Reading in data locally and from the web
Reading data is the gateway for any data analysis.
Data can be read from local device or from web.
In R, “Reading” or “loading” is the process of converting data (stored as plain text, a
database, HTML, etc.) into an object (e.g., a data frame)
There are many ways to store data as well as many ways to read them.
Different functions are available in R to import data from various file formats.
While loading a data set into R, we need to tell R where those files live. The file could live
on your computer (local) or somewhere on the internet (remote).
The place where the file lives on your computer is called the “path.”
There are two kinds of paths: relative paths and absolute paths.
A relative path is where the file is with respect to our current computer.
An absolute path is where the file is in respect to the computer’s file system.
As per the figure,
o We are working in a file named worksheet_02.ipynb .
o If we want to read the .csv file named happiness_report.csv into R, we could do this
using either a relative or an absolute path.
Reading happiness_report.csv using a relative path
happy_data <- read_csv("data/happiness_report.csv")
Reading happiness_report.csv using an absolute pat:
happy_data <- read_csv("/home/dsci-100/worksheet_02/data/happiness_report.csv")
In case of remote files, a Uniform Resource Locator (URL) (web address) indicates the
location of a file/resource.
Reading tabular data from a plain text file into R
read_csv() to read in comma-separated files (csv file)
data <- read_csv("data/xyz.csv")
Data filename is “xyz.csv” stored under “data” folder.
read_tsv to read in tab-separated files
data <- read_tsv("data/xyz.tsv")
Reading tabular data directly from a URL
read_csv( ), read_tsv( ), read_delim( ) functions are used to read in data directly from
a Uniform Resource Locator (URL) that contains tabular data.
url <- "https://xxx.com/data/xyz.csv"
data <- read_csv(url)
Reading tabular data from a Microsoft Excel file
data <- read_excel("data/xyz.xlsx")
Reading data from a database
Relational database is a common form of data storage for large data sets or multiple
users working on a project.
There are many relational database management systems, such as SQLite, MySQL,
PostgreSQL, Oracle and many more.
Reading data from a SQLite database
o SQLite database is self-contained and usually stored and accessed locally.
o Data is usually stored in a file with a .db extension.
o To read data into R from a database we need to connect the database.
o dbConnect( ) function is used from the DBI (database interface) package to
connect the database.
data <- dbConnect(RSQLite::SQLite(), "data/xyz.db")
o Relational databases may have many tables.
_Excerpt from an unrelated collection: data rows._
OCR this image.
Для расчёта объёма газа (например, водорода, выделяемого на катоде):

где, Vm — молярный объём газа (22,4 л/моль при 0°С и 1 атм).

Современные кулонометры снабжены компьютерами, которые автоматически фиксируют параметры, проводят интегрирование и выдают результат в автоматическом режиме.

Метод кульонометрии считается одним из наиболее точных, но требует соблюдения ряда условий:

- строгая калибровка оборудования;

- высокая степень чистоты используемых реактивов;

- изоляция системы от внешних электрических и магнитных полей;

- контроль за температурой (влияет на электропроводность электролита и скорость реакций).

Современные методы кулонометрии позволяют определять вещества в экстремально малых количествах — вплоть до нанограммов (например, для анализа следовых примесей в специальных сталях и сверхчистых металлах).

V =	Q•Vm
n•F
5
In order to retrieve data from a
database, we need to know the name of the table in which the data is stored.
o We can get the names of all the tables in the database using
the dbListTables function:
tables <- dbListTables(conn_lang_data)
Obtaining data from the web using API
Accessing data stored in a plain text, spread sheets, comma or tab separated files from a
web URL using one of the read_* functions from the tidyverse.
Now websites use Application Programming Interface (API), which provides a
programmatic way to read data set.
This allows the website owner to control who has access to the data, what portion of the
data they have access to, and how much data they can access.
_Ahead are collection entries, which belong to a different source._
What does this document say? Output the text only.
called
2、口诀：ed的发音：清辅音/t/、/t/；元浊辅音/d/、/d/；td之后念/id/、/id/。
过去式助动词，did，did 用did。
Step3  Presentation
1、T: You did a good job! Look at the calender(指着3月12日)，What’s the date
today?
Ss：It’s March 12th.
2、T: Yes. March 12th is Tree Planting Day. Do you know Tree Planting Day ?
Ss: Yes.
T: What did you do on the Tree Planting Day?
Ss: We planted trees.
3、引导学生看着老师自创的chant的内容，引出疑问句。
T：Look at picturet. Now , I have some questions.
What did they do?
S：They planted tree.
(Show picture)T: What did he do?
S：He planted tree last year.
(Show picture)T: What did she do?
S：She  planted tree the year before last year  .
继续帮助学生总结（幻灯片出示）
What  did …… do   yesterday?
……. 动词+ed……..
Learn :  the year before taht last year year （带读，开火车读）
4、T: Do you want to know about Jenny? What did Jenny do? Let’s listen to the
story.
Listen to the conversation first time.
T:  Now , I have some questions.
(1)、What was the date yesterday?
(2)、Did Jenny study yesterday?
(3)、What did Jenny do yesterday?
We can collect data programmatically - in the form of Hypertext Markup Language
(HTML) and Cascading Style Sheet (CSS) code - and process it to extract useful
information.
HTML provides the basic structure of a site and CSS helps style the content.
What is Tidy Data?
In a Data Science project, tidying data is a necessary after importing data in order to
communicate results.
Tidy datasets provide a standardized way to link the structure of a dataset (its physical
layout) with its semantics (its meaning).
o Structure is the form and shape of data. In statistics, most datasets are rectangular
data tables(data frames) and are made up of rows and columns.
o Semantics is the meaning for the dataset. Datasets are a collection of values,
either quantitative or qualitative. These values are organized in 2 ways —
variable & observation.
Variables — all values that measure the same underlying attribute across units
Observations — all values measured on the same unit across attributes
o The 3 rules of tidy data help simplify the concept and make it more intuitive.
Each variable is a column
Each observation is a row
Each type of observational unit is a table
Messy Data
Messy data is any kind of data that does not follow the above framework.
To narrow it down, the paper gives 5 common problems of messy data:
o Column headers are values, not variable names.
o Multiple variables are stored in one column.
o Variables are stored in both rows and columns.
o Multiple types of observational units are stored in the same table.
o A single observational unit is stored in multiple tables.
Why is Tidy Data important?
If the data set is in standardized framework then we spend less time on data cleaning and
wrangling and more time to focus on answering the problem.
It is a good practice to have the data in a format which makes it reproducible and easy for
others to understand.
Another more technical reason is that the concept of tidy data is complemented with the tools
in R to work with. Since R works with vectors of values (R functions are vectorized by nature),
we able to naturally apply our tidy data to the tools used.